На самом деле, умри Толстой в 1895 году, и все его сочинения по закону перешли бы родным, а его любимый ученик и последователь Чертков был бы допущен к ним только по их доброй воле. Но никакой доброй воли со стороны С.А. по отношению к Черткову, ее неоднократно обижавшему, быть уже не могло.
К тому же супруга Толстого и его сыновья очень нуждались в деньгах.
Первое завещание Толстого не имело никакой юридической силы. Это было просто душевное пожелание близким людям на случай его смерти. И дело не только в том, что оно не было заверено нотариально. Дело в том, что по законам российской империи литературные права не могли принадлежать «всем». Они могли принадлежать лишь конкретному частному или юридическому лицу.
Письмо в газеты 1891 года с отказом от авторских прав с точки зрения закона не стоило ничего. Все права на сочинения Толстого до его смерти принадлежали ему. Это был вопрос его личного желания: позволять жене печатать и продавать старые вещи, а издателям безвозмездно публиковать новые.
Между тем события вокруг литературных прав Толстого бурно развивались еще при его жизни. Конфликты между его женой-издательницей и «Посредником», между жившим за границей Чертковым и российскими издателями постоянно ставили его перед необходимостью оправдываться за ущемление прав то одной, то другой стороны. Жена обижалась на мужа, что он отдает новые вещи, вроде «Хозяина и работника», в модные журналы («Северный вестник»), а ей не дает ничего. Русские издатели не желали считаться с живущим в Англии Чертковым, а тот, в свою очередь, гневался на то, что «право первой ночи» с каждым новым текстом Л.Н. юридически не является его исключительным правом и зависит только от доброй воли писателя, которую легко могли повернуть в свою пользу другие издатели.

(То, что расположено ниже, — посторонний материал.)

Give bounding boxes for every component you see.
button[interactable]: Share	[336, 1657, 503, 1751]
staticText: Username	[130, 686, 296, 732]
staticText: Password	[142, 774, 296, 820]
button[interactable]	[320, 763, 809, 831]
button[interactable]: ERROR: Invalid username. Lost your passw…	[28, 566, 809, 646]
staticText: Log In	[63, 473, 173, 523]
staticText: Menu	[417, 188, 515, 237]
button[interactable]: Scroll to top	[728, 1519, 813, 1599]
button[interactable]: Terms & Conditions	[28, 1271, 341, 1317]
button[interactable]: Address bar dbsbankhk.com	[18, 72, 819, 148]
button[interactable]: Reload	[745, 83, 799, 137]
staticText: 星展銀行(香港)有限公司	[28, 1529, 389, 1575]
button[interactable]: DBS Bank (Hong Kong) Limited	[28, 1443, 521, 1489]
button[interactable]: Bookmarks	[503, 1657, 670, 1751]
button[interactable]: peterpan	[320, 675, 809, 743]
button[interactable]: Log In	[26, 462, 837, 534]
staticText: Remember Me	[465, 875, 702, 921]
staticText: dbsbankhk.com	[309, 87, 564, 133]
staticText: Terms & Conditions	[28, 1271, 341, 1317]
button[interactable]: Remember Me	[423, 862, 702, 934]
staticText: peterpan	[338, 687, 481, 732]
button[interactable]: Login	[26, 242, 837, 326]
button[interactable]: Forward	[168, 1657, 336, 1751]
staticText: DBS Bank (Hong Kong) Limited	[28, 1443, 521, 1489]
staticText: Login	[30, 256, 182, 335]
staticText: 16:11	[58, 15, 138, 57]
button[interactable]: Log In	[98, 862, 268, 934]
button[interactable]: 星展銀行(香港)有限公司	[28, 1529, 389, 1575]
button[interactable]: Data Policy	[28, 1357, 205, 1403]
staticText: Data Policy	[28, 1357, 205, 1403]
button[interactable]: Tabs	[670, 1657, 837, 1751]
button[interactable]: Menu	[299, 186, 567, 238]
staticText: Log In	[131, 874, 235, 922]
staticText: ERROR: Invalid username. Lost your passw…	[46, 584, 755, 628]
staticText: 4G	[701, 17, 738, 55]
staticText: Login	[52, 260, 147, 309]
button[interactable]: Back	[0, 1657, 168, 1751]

«Чертков мог рассчитывать на то, что ему удастся опубликовать новые произведения Толстого в переводах, выходящих под его наблюдением, лишь в том случае, если бы он получал статьи Толстого до издания их по-русски, с тем, чтобы они выходили одновременно и в России и в Англии», – пишет М.В. Муратов. Это была серьезная для Черткова проблема, о которой он писал Толстому:
«Во всяком случае, в интересах дела нашего международного „Посредника“ желательно, чтобы, как я вам уже писал,
Черткова можно было понять. Ведь вступая в договорные отношения с тем или иным зарубежным издателем, Чертков не мог объяснить им, что Толстой не желает считаться с юридической стороной вопроса. Между тем любой текст Толстого, появившийся в русской печати, немедленно становился всеобщим достоянием. Его мог взять любой зарубежный издатель и заказать свой перевод.
Проблема была еще и в том, что Толстой всегда был неутомимым редактором собственных сочинений. Он правил их не только в рукописях, но и в корректурах. Для Черткова, вынужденного работать с зарубежными издателями и переводчиками в экстремальном режиме, эти редакторские правки представляли серьезную трудность. Как верный ученик и последователь, он не мог нарушить волю учителя и должен был дожидаться текста с окончательной правкой. Но ведь эта правка вносилась уже в корректуры русских изданий, которые грозили появиться даже раньше, чем Чертков получит оригинальный текст. Поэтому он вынужден был через Толстого тормозить издание текстов в России, что возмущало русских издателей.
Всё это было Л.Н. тягостно. В письме к Черткову от 13 декабря 1897 года он признается: «Пока я печатал за деньги, печатание всякого сочинения было радость; с тех пор же, как я перестал брать деньги, печатание всякого сочинения есть ряд страданий».
Итак, с одной стороны – Чертков. С другой – жена. Ее отношение к первому завещанию мужа было полностью отрицательным.
Копия завещания была сделана дочерью Толстого Марией Львовной в 1901 году тайно от матери. С.А. знала об этой дневниковой записи 1895 года, но не придавала ей значения, потому что дневник этого времени она с другими рукописями мужа поместила на хранение в Румянцевский музей. То, что ни Л.Н., ни Маша не показали ей этот текст, скопированный в виде завещания и подписанный Толстым, говорит само за себя. Они оба боялись ее реакции.
Но после Крыма скрывать завещание стало сложно. Толстой мог умереть в любой год, месяц и даже день. В октябре 1902 года С.А. узнала о завещании (вероятно, от сына Ильи) и была им возмущена.